Every week The Grindstone interviews an influential woman in the world of business. We scour our brains and hearts to come up with strong, successful women who not only inspire us, but will also inspire you. No industry is off limits, no interview subject too controversial.
Whitney Johnson is quite a woman. She never imagined working on Wall Street as a kid growing up in San Jose, California but she ended up in New York with her husband when he went to Columbia to get his PhD. Though she confessed in her TED Talk that she was terrified to even go out in New York without her husband she knew she needed to get a job. But she figured she was at a disadvantage as she had a degree in music, didn’t attend an Ivy League school, had no connections on Wall Street, was a woman and had no confidence, according to her. But she could type super fast and so she got a job as a sales assistant or as she says, a “fancy name for secretary.” In her TED Talk she describes how her office or bullpen was straight out of the Tom Wolfe novel Bonfire of the Vanities. “It was essentially a locker room for 20-something guys aspiring to be masters of the universe if only they could open one more account,” she said. “The pressure was so intense and testosterone was so high that they went for the hard sell. And inevitably there was a lot of smack talk.” But as the men told their clients to “Throw down their pom-poms and get in the game,” Whitney decided to take this advice as well. She started taking finance courses at night and eventually made that very hard transition from administrator to professional investment banking analyst. She disrupted herself, she says.
She disrupted herself again a few years later when she became an equity research analyst and then a few more years later when she left Merrill Lynch to become an entrepreneur and start her own firm. And now she is the president and co-founder of the hedge fund Rose Park Advisors and a regular contributor for the Harvard Business Review blogs. After conquering Wall Street she decided she wanted to help other women pursue their dreams. She started a blog called Dare to Dream and also wrote the book Dare, Dream, Do: Remarkable Things Happen When You Dare to Dream. Having invested in her own dreams, Whitney is passionate about encouraging others to take stock in theirs. She and and her husband reside with their two children in Boston, Massachusetts. We were lucky enough to get to pick her brain for a bit about Wall Street, writing on the side and lessons from shows on the USA Network.

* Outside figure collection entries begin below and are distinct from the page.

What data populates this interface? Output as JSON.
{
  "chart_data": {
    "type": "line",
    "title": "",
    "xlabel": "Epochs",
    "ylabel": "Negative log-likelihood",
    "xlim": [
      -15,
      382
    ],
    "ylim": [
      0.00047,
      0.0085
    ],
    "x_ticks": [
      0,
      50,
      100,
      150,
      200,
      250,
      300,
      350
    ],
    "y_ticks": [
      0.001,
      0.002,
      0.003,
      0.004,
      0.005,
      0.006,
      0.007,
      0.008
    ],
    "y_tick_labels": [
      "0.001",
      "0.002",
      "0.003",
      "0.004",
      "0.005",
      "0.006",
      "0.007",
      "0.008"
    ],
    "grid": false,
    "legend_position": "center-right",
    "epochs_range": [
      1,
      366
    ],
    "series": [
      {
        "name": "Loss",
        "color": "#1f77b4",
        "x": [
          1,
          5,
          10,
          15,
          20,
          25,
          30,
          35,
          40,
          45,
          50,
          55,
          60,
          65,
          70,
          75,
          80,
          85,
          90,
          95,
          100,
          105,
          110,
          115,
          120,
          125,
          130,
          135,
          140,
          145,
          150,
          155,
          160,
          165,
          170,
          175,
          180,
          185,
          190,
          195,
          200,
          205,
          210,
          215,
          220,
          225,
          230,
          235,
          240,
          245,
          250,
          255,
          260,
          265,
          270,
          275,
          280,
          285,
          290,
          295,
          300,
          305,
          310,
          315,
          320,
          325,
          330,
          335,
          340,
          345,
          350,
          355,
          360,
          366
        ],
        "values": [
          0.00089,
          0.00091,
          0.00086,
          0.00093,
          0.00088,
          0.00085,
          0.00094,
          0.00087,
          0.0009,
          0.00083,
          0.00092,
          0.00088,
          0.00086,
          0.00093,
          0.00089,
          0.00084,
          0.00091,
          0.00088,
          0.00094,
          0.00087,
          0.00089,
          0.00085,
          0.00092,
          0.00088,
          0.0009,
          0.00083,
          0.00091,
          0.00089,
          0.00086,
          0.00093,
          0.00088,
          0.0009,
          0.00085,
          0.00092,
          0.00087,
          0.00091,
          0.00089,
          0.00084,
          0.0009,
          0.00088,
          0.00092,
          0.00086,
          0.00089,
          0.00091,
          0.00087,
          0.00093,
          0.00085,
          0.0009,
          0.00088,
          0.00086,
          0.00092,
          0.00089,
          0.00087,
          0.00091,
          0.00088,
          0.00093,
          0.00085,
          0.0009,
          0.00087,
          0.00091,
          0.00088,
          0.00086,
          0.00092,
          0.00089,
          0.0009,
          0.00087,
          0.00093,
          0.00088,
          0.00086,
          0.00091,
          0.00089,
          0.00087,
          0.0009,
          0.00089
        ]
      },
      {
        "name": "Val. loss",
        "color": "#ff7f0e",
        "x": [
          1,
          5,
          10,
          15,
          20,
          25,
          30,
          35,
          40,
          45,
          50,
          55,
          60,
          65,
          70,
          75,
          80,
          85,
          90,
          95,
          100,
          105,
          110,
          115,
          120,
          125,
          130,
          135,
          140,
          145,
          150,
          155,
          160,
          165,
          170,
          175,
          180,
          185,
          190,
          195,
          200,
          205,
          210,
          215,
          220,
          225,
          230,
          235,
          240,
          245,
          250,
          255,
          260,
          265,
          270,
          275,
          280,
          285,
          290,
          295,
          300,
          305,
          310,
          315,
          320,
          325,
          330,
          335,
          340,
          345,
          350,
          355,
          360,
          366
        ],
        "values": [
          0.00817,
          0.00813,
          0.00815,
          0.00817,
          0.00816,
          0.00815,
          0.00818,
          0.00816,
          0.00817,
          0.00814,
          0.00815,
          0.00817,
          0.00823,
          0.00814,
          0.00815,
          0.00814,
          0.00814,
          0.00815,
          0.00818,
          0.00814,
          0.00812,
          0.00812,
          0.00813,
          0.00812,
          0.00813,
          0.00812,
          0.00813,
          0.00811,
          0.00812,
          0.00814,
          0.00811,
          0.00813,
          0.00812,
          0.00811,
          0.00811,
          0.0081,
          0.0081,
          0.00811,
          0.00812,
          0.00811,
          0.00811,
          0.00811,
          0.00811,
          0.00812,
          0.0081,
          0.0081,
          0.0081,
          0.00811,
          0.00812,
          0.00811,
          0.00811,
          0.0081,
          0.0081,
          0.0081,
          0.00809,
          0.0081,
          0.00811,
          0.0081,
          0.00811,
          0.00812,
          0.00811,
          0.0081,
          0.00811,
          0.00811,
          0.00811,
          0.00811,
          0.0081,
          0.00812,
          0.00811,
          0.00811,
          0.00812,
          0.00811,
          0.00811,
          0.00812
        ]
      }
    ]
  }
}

Do you think there is too much hype over the male-dominated atmosphere of finance or do you find it is true?
Apart from statistics such as 90-95% of all VCs are men, my experience bears out that there simply isn’t a level playing field. At the end of 2004, I’d had a great year at Merrill Lynch. From stock-picking to commission dollars to peer reviews, I was top of the class. Surely I was on solid ground when I conveyed to management that I expected to be a top 10% earner. Instead, I was told I was out-of-line. And yep, you guessed it, my pay wasn’t in the top 10% — in fact, it wasn’t even in the top quartile.
Despite the glass ceilings and walls, I am seeing a lot of women in their 20s and 30s moving things forward quite remarkably. Which makes me wonder if I am not, in fact, my biggest barrier. There’s a television show called Unforgettable that I like. Just last week, the main character was explaining to the male protagonist that she missed questions on purpose on a test at work so people wouldn’t know how smart she was because she didn’t want to be a pariah. And I thought, I used to do that all the time. I wouldn’t let people know how smart I was. But as I got good at not being competent, I actually cultivated the belief that I wasn’t competent.
As for a strategy as a a minority, number one we need to acknowledge the fact that the glass ceiling is a reality. Number two: Even with that reality, “I am still in charge of me.” Number three: don’t downplay the strengths that I have as a woman, like emotional attunement. Because, if I can walk in a room, be uber-competent, and also read a room — that’s a real strategic advantage.
Can you tell us about things you have done you considered to be a failure in your career and how you learned from them?
As a high school student, I definitely failed to step up, like like not taking calculus in high school because I was afraid I wouldn’t get an A. I try to be more fearless now. For example, I am taking the Code Academy class. And — I tell young women to take calculus, the hardest finance class — whatever field you are in. Once you are actually out of school, no one will care of if you got a B. You just need to know the material.
Another notable failure was when my husband and I backed a magazine. At one point, it looked as if it would be quite successful, with circulation reaching 100,000, but then it eventually imploded. It was very devastating emotionally and financially. But it was an important lesson for me. I learned that I need to set clear boundaries. As a woman, this is especially hard. When I meet men professionally, there’s an underlying expectation that we are going to try and do business. With women, are we doing business or looking at becoming friends? It’s important to figure that out. But realistically you can’t. So I’ve learned to just start by collaborating on small things. Also, I’ve learned that I need to accurately assess prospective partners. Every partner has his or her weakness. To be expected. The important piece is be sure that the combined weaknesses aren’t toxic. Finally, I now understand that I need to ask questions like, “How are we going to work together? Who is going to own what? and “Who will own this piece of the pie?” And I do.